It’s been all over the news - thousands of people have been stung by huge numbers of bluebottle jellyfish on the Queensland coast of the past week.
Bluebottles are nothing new, however it is the large swarms of them and the number of people being stung that is unusual. There are also reports of rare giant bluebottles giving nasty stings that are causing an increase in presentations to emergency departments.
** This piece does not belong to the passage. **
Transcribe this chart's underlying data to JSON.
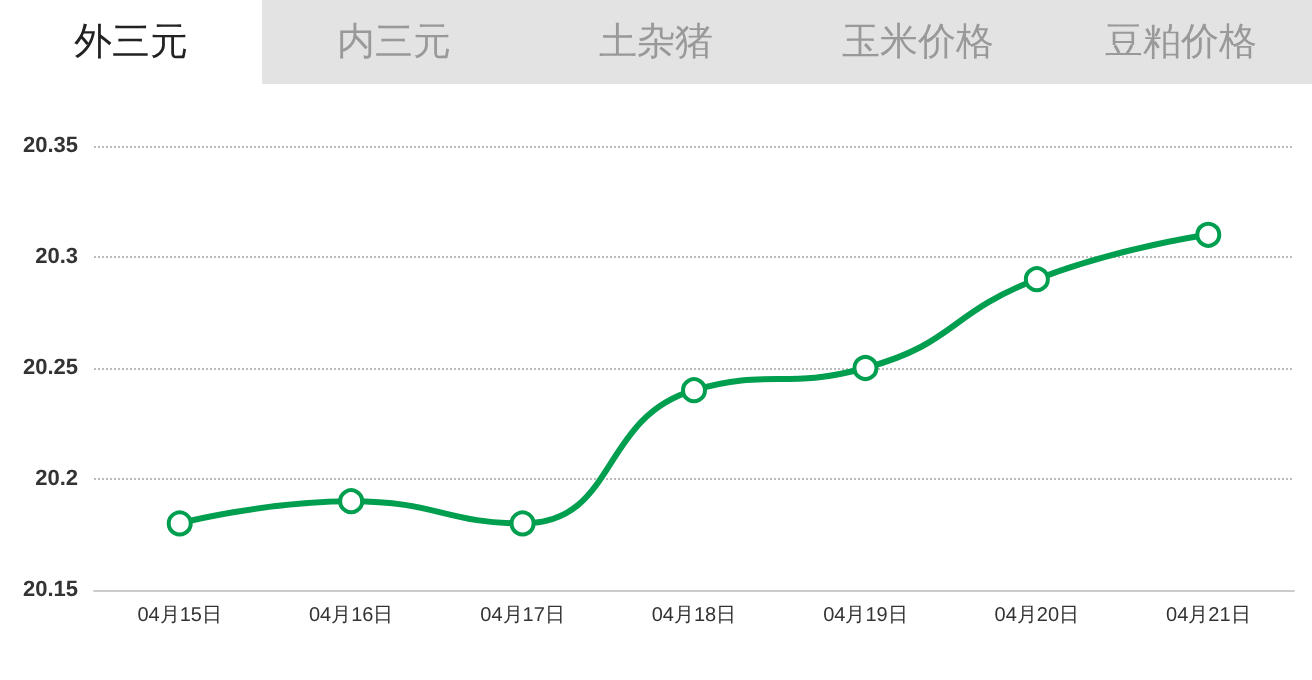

There are plenty of urban myths when it comes to the first aid for bluebottle stings - and no, urine isn’t effective (we may or may not have tried this, not admitting anything). The sting from a bluebottle can be quite painful, however is normally limited to local pain. Hospital treatment may be required if the sting is to a very large or sensitive area, or causes swelling around a limb, throat or torso - ie the sting wraps fully around the limb or body. Be aware that the sting can be life threatening if the person has an anaphylactic reaction.
The correct first aid is:
Was area with copious amounts of sea water (NOT fresh water).
Pick off any remaining tentacles (do not rub).
Place the stung area in hot water (not hot enough to cause a burn, only as hot as the victim can tolerate) for up to 20 minutes.
if the pain persists, repeat the hot water for another 20 minutes, repeat cycle for up to 2 hours.
if pain persists or you are concerned, seek medical help.